When you think about any mystery series that you love, it’s all about the characters. Sure, you pick up that first book because the story sounds intriguing, but you keep coming back for your new best friends. Think about the classics – Sherlock Holmes, Miss Marple, Brother Cadfael. In a lot of ways, the mystery is just the vehicle that lets you watch your favorite characters in action. Sort of like the bun is really just the transportation device for the hot dog. You hope it’s a really good bun, accompanied by cheese, relish and ketchup, but you’re really there for the hot dog, aren’t you?

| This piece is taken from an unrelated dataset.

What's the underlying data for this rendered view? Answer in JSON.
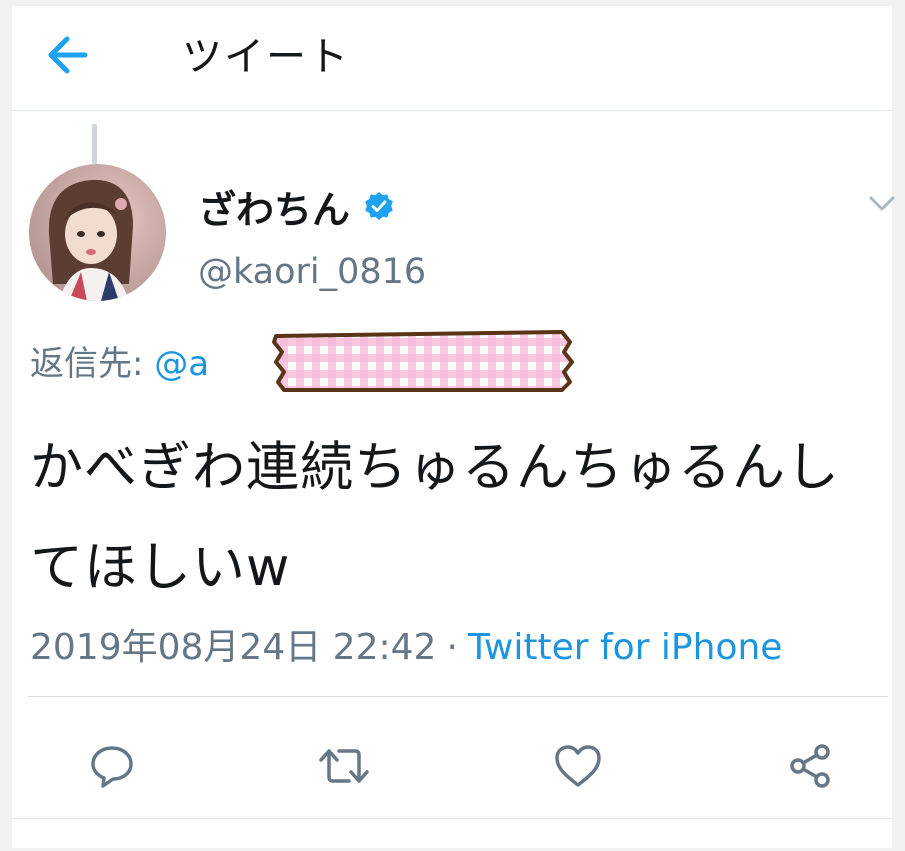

Okay, that’s a terrible analogy. But the best hot dogs…I mean, characters …drive the story and keep you coming back for more. They are real and sometimes extraordinary people with their own concerns, problems, relationships, and jobs. As a reader, I’m there to find out how the story unfolds, but I’m riveted by the personalities of the players. Waiting for Sherlock Holmes to insult Inspector Lestrade or hurt Watson’s feelings is big part of the experience. Watching Brother Cadfael work in his herb garden or discover the existence of his son is as fascinating as learning about the crime. Knowing Miss Marple knits and watching her hide a razor sharp mind behind a façade of “fluffiness” is what makes the mystery come alive…and keeps me thinking about the book long after I’ve closed the cover.

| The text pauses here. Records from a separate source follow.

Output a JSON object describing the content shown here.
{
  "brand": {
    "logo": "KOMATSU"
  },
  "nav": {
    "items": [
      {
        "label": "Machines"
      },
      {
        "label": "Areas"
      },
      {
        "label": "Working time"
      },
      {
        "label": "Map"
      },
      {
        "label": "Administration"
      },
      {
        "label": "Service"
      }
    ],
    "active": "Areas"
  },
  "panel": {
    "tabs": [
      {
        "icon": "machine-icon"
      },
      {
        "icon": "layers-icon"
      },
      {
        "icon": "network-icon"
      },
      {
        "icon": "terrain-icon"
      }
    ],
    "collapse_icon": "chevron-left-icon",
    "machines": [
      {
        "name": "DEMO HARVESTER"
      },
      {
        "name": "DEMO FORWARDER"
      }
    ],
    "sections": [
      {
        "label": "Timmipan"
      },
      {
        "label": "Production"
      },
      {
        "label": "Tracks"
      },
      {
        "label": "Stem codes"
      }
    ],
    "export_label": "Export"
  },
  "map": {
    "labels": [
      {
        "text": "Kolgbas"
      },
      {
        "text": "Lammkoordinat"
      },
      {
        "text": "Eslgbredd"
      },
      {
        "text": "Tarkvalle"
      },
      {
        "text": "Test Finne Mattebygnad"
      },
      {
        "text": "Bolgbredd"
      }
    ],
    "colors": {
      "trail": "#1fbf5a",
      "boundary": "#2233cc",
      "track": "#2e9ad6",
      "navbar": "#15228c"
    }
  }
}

I love all kinds of characters, but I have a soft spot for amateur sleuths. Murder is not part of their “real” lives, and they aren’t paid to go to a crime scene or figure out whodunit or put their lives on the line. In these stories, the murder is an extraordinary and unpleasant event – and not just for the dead guy. In my novels, Jocelyn Shore is a high school history and French teacher who has better things to do than to go around looking for killers, but who finds she just doesn’t have much choice. In DEATH ON TOUR, her Egyptian vacation is interrupted by the murder of one of her fellow tourists, and she has to figure things out in self defense. In DEATH MAKES THE CUT, the murder is more personal. When a close friend is killed and is suspected of drug dealing, Jocelyn has to get involved to clear his name. But she also has classes to teach, kids to protect, school politics to navigate, and a faltering romance to resolve.

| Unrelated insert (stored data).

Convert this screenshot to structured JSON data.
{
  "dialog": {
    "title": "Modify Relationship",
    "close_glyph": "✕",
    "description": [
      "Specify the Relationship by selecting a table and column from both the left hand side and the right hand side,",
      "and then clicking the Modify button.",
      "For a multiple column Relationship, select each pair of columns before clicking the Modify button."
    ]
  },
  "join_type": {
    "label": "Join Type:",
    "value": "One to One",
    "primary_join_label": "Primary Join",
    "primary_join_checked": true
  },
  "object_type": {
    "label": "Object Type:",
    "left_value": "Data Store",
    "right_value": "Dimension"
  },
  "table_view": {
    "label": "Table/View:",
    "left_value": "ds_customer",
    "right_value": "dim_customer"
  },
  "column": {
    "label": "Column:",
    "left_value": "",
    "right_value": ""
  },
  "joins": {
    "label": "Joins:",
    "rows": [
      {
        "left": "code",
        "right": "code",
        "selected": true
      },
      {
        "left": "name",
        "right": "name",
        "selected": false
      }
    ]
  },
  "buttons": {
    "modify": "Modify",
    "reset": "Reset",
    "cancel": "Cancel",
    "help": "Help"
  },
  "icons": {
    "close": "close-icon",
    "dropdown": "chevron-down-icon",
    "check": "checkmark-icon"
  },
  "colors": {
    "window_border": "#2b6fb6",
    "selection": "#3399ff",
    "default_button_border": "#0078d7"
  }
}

The trouble with amateur sleuths in a series is that, after a few books, you have to start wondering why bodies like piling up like firewood in autumn wherever this supposedly average, normal person goes. It’s one reason I put Jocelyn in somewhat different locations in each book. (In the first, she’s in Egypt, in the second, she’s back home in Austin, and in the third, she’s visiting a ranch in central Texas.) However, when I really love a character, I’m willing to forgive the Jessica Fletcher syndrome. (For those of you who don’t remember the television series “Murder She Wrote,” Jessica Fletcher was a writer who lived in a small town – a very small town – and yet who managed to stumble over a body every week. In fact, Cabot Cove probably had the highest per capita murder rate in the nation.) To me, that’s a very small price to pay for the pleasure of spending more time with my favorite amateur sleuths.
Besides the classic characters I’ve already mentioned, some of my newly discovered amateur besties are G.M. Malliet’s Max Tudor (WICKED AUTUMN), Hilary Davidson’s Lily Moore (THE NEXT ONE TO FALL), and my fellow Algonquin Redux pal Rochelle Staab’s Liz Cooper and Nick Garfield (WHO DO, VOODOO?). I know there are more wonderful new amateurs out there – who are your new favorites?